Now, who are all these people we say have been investing in this malodorous case without even realizing it? Well, some are American or British high rollers who put their money into aggressive hedge funds like Reservoir Capital of New York or Eton Park of London; others, however, seem to be mainly British mums and dads who hold mutual funds managed by trusted names like Fidelity International, Invesco Perpetual, Baillie Gifford, or Scottish Widows. These six institutions together own about 80% of a publicly listed investment firm called Burford Capital, based on the British island of Guernsey. Burford, in turn, invested $4 million in the Ecuadorians’ case against Chevron last November in exchange for a 1.5% stake in any recovery, with the stated goal of increasing its outlay to $15 million, entitling it to a 5.5% share.

At the time Burford invested, four U.S. courts had already issued rulings that found evidence of fraud by the plaintiffs’ lawyers. In fact, three months before Burford invested, a law firm for the plaintiffs advised the fund that the Ecuadorian judgment would be hard to enforce in the U.S. because of the “jaundiced eye” with which U.S. courts were viewing the case. Those lawyers were nevertheless optimistic that if the plaintiffs threatened to disrupt Chevron’s operations by peppering it with enforcement actions around the globe — trying to, say, seize Chevron’s tankers in the Philippines or Singapore and its wells and pipelines in Chad or Kazakhstan — they could still pressure it into settling.

Though the identity of investments is usually kept confidential by Burford and companies like it, Burford’s involvement in the Lago Agrio case has been dribbling into public view since December, thanks to a series of wildly improbable events, which we’ll get to later.

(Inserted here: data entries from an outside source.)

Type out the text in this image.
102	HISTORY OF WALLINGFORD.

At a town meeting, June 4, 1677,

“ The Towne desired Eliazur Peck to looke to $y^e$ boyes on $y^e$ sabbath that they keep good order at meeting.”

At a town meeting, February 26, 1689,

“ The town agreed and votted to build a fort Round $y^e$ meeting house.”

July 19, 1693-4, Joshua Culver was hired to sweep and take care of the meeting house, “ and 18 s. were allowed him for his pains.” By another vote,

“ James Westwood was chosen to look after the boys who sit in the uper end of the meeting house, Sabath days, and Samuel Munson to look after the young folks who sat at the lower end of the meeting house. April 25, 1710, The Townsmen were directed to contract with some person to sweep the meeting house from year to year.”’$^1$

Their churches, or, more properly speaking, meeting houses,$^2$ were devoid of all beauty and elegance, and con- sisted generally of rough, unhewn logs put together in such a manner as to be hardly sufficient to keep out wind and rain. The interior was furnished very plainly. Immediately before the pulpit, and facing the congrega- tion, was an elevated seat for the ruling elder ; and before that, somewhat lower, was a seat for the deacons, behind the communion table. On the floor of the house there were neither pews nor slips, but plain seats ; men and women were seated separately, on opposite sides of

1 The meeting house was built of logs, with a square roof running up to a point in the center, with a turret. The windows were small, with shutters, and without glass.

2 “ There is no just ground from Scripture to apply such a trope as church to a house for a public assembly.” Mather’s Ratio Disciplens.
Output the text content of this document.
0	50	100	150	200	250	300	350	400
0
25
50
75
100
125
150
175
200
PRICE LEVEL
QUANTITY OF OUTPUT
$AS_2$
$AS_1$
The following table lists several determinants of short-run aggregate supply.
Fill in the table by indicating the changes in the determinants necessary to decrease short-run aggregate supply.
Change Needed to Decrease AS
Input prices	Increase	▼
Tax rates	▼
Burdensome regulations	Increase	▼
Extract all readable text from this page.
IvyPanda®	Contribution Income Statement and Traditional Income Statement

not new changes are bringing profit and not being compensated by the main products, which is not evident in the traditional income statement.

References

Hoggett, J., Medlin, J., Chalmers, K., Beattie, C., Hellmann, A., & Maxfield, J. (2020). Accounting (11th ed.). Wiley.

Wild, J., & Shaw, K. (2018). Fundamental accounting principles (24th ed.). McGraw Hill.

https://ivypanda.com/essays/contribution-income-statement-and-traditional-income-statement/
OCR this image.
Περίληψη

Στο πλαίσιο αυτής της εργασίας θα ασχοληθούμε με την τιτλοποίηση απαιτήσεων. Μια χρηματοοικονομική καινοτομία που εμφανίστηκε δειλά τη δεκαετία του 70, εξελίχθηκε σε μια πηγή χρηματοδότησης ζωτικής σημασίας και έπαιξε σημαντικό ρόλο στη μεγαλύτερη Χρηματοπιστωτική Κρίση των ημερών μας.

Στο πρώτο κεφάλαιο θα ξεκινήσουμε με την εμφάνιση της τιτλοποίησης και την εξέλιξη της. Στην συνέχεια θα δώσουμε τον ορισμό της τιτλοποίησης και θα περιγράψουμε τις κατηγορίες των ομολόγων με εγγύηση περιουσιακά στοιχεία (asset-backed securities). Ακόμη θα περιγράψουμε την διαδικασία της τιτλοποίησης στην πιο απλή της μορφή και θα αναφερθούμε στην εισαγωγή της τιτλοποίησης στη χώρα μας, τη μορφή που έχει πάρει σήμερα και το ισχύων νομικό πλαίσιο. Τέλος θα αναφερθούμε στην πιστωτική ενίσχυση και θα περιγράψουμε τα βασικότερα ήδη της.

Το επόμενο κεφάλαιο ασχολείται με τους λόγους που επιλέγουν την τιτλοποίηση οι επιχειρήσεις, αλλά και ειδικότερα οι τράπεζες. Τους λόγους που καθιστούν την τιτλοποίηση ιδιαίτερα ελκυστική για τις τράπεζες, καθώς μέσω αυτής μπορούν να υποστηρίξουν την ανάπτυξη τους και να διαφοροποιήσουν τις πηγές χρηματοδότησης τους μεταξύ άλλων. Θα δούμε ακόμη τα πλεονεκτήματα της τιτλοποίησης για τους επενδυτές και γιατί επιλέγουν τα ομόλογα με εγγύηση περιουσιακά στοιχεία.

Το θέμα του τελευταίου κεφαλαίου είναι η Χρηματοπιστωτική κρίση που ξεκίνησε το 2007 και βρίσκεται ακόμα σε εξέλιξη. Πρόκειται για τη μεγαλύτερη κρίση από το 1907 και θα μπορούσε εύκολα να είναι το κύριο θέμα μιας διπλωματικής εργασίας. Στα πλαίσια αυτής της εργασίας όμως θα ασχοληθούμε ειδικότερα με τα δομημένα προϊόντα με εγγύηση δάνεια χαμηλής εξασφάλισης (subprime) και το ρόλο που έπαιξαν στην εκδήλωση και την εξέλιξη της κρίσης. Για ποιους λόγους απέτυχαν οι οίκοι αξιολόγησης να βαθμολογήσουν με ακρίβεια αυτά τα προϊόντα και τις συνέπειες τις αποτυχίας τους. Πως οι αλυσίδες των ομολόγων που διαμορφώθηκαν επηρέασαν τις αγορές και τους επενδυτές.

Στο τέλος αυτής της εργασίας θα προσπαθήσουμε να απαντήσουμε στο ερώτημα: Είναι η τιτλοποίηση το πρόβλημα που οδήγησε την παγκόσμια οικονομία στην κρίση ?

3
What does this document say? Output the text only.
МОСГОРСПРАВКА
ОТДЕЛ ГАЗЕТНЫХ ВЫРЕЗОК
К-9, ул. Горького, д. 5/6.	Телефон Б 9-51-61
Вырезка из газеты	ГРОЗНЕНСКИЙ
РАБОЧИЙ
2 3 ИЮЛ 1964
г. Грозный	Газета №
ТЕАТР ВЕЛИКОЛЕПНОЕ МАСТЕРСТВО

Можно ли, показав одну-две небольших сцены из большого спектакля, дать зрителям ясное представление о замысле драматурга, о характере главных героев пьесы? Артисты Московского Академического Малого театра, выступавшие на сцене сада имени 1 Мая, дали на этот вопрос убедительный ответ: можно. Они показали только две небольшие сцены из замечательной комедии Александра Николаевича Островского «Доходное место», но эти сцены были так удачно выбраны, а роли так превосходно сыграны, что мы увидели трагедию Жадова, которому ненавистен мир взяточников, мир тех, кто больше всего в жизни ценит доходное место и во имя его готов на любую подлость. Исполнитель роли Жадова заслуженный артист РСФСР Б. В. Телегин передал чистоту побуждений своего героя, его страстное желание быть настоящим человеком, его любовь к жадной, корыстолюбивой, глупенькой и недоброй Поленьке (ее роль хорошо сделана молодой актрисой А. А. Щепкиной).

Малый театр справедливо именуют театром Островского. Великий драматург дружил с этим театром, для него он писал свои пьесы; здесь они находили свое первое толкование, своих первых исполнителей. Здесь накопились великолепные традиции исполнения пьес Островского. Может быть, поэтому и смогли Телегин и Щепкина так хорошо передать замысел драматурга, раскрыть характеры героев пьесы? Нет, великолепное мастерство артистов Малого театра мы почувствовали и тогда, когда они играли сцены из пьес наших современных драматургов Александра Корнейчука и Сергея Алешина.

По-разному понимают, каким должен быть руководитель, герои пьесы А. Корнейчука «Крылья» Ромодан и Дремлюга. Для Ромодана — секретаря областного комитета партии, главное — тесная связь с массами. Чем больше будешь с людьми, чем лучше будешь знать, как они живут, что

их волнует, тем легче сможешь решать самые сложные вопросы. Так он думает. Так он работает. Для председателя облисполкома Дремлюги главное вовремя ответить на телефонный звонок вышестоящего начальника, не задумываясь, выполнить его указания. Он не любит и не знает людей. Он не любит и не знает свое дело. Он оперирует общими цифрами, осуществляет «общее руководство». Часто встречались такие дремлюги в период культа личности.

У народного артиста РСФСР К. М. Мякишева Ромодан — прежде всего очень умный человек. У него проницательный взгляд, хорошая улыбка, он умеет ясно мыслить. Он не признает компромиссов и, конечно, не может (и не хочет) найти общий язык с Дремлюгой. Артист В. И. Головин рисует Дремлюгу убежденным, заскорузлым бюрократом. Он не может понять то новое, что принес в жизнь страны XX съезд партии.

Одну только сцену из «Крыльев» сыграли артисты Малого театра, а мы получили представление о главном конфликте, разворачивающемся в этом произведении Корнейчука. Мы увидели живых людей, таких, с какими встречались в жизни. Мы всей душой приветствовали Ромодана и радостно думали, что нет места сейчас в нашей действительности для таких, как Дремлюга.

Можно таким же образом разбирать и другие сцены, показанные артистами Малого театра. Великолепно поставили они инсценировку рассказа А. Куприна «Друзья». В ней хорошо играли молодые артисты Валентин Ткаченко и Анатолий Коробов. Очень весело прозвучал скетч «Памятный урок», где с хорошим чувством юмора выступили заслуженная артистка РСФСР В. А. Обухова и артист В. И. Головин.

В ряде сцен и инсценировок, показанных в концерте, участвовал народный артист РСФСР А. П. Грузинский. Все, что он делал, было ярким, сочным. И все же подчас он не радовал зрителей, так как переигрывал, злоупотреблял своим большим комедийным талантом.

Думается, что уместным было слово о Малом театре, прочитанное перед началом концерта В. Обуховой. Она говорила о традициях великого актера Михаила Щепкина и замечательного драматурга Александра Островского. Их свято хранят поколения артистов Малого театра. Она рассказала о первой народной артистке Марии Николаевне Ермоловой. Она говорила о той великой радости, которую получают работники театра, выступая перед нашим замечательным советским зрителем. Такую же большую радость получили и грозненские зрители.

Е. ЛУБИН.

For anyone curious about the young, controversial, and highly opaque field of litigation finance, this fortuitous development provides a rare opportunity to see how it works in practice.

Thanks to a complicated funding structure, Burford and other investors become the primary beneficiaries of any settlement reached.  In fact, if the settlement comes in low enough, the investors may be the only people who get paid.  They have a claim on the first $55 million at a mathematical floor of $69.5 million, and the rest would go to other investors, thanks to a “distribution waterfall” that puts the Ecuadorian peasants on whose benefit the suit was filed at the back of the bus — after the investors and lawyers.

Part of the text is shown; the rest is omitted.